Beyond common critical pathways discussed above, we observed that metabolic pathways were down-regulated in the majority of interaction stages. The metabolic pathways belong to a global pathway involved in a serious of chemical reactions of material metabolism (45). When infection, some studies showed that pathways or members related to lipid, sugar, and protein metabolism were changed (46-48). It is easy to understand that pathogen infection will result in metabolic disturbance of host or cell (49, 50).

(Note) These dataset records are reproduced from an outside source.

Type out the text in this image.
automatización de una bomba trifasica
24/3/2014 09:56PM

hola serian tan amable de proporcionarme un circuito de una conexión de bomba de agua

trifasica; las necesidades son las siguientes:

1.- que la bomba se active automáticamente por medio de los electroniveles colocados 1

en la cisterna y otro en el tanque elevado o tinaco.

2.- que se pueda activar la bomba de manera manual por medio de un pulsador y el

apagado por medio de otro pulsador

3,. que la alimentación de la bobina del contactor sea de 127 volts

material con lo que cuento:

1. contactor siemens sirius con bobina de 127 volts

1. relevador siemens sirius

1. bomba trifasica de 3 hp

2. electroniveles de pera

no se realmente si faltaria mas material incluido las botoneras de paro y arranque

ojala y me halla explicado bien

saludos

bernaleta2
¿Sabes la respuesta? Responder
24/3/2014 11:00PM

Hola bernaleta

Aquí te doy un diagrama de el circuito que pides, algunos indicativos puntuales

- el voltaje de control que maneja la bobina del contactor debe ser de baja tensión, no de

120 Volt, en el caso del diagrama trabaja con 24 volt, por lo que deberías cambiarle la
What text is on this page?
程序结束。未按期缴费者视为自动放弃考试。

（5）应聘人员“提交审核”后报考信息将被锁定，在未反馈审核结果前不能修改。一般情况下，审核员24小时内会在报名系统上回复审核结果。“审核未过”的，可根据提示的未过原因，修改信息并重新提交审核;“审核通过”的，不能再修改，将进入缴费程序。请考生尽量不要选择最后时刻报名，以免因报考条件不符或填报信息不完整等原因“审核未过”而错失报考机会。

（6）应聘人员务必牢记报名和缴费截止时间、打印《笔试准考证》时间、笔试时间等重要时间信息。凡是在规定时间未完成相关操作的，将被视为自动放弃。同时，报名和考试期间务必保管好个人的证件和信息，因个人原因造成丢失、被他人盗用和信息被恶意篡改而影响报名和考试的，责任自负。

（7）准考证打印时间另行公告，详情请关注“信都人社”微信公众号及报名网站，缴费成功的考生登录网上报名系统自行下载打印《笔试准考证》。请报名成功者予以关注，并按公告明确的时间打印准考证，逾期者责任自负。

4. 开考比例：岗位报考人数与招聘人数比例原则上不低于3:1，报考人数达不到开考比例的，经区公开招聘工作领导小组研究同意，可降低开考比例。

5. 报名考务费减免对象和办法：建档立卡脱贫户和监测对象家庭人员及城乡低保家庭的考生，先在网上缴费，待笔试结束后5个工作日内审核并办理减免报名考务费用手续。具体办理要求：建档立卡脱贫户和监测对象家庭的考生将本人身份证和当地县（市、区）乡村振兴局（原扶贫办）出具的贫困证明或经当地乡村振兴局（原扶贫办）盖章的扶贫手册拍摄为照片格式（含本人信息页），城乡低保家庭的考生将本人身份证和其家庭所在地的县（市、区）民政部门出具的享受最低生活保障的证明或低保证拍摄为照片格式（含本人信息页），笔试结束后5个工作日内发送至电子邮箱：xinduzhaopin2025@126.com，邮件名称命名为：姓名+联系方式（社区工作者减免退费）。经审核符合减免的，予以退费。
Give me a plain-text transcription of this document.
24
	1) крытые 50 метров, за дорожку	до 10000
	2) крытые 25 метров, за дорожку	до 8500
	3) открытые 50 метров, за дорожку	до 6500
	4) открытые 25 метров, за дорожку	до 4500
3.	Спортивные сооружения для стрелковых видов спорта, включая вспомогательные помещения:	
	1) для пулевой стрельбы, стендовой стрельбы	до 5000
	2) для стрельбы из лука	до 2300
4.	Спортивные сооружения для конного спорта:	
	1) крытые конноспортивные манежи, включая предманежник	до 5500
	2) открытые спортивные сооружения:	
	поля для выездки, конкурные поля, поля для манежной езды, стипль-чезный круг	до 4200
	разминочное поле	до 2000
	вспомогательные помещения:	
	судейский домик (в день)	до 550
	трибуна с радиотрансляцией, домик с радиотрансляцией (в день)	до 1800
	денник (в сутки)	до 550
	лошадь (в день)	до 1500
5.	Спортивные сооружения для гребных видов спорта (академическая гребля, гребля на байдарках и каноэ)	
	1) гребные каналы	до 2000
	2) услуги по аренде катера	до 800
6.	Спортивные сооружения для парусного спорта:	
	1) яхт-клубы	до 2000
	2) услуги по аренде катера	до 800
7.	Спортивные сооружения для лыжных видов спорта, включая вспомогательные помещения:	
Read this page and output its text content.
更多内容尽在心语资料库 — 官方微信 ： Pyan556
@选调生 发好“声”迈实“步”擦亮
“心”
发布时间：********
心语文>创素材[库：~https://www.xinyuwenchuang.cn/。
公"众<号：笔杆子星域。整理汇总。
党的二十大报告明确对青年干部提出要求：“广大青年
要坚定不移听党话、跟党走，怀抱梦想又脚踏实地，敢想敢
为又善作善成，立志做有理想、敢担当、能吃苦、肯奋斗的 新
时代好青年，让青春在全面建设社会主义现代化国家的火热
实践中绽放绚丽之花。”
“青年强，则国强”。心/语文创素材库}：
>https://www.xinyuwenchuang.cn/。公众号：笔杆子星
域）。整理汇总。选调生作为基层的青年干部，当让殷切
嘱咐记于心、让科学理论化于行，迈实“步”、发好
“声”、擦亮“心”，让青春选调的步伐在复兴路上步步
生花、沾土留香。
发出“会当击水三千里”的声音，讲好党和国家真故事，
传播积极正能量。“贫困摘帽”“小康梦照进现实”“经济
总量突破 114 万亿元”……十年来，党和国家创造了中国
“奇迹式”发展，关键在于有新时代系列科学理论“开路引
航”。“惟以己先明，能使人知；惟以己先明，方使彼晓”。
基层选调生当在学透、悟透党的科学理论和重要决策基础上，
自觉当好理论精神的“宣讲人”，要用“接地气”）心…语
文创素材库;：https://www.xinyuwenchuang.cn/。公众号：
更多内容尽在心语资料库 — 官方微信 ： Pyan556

The interaction of macrophage and B. suis is extremely intricate. The infection process involves a series of immunological and inflammatory reaction events within macrophage against B. suis infection. Inversely, B. suis have evolved a unique strategy to modify and create a novel intracellular environment for surviving and multiplying. A deeper understanding of the interaction mechanisms can be reached by focusing on regulation of gene sets rather than on a large number of single genes. By means of standardized microarray preprocessing and GSEA, we found the concordance to identify many biological mechanisms involved in interaction of macrophage and B. suis in some infection stages. The identified corresponding pathways will provide some important insights into immunological reactions within macrophage post infected B. suis. Further, these results will provide some clues for discovering novel wide-spectrum antibiotic drug targets for helping to more efficiently prevent and control brucellosis. Next, more studies will focus on the specific genes within related pathways and gene interaction to improve the understanding of macrophage and B. suis interaction.
6. Conclusions
Through pathway analysis based GSEA, we found some critical biological pathways involved in the process of macrophage and B.suis interaction. These results will contribute to deeply understand the interaction mechanisms, and help to efficiently prevent and control brucellosis. Nevertheless, the number of the array datasets used only contains 2 datasets and the array datasets have a limited set of probes of the mouse genome. Thus, further studies with arrays covering the entire repertoire of mouse genes will be needed to update the current results.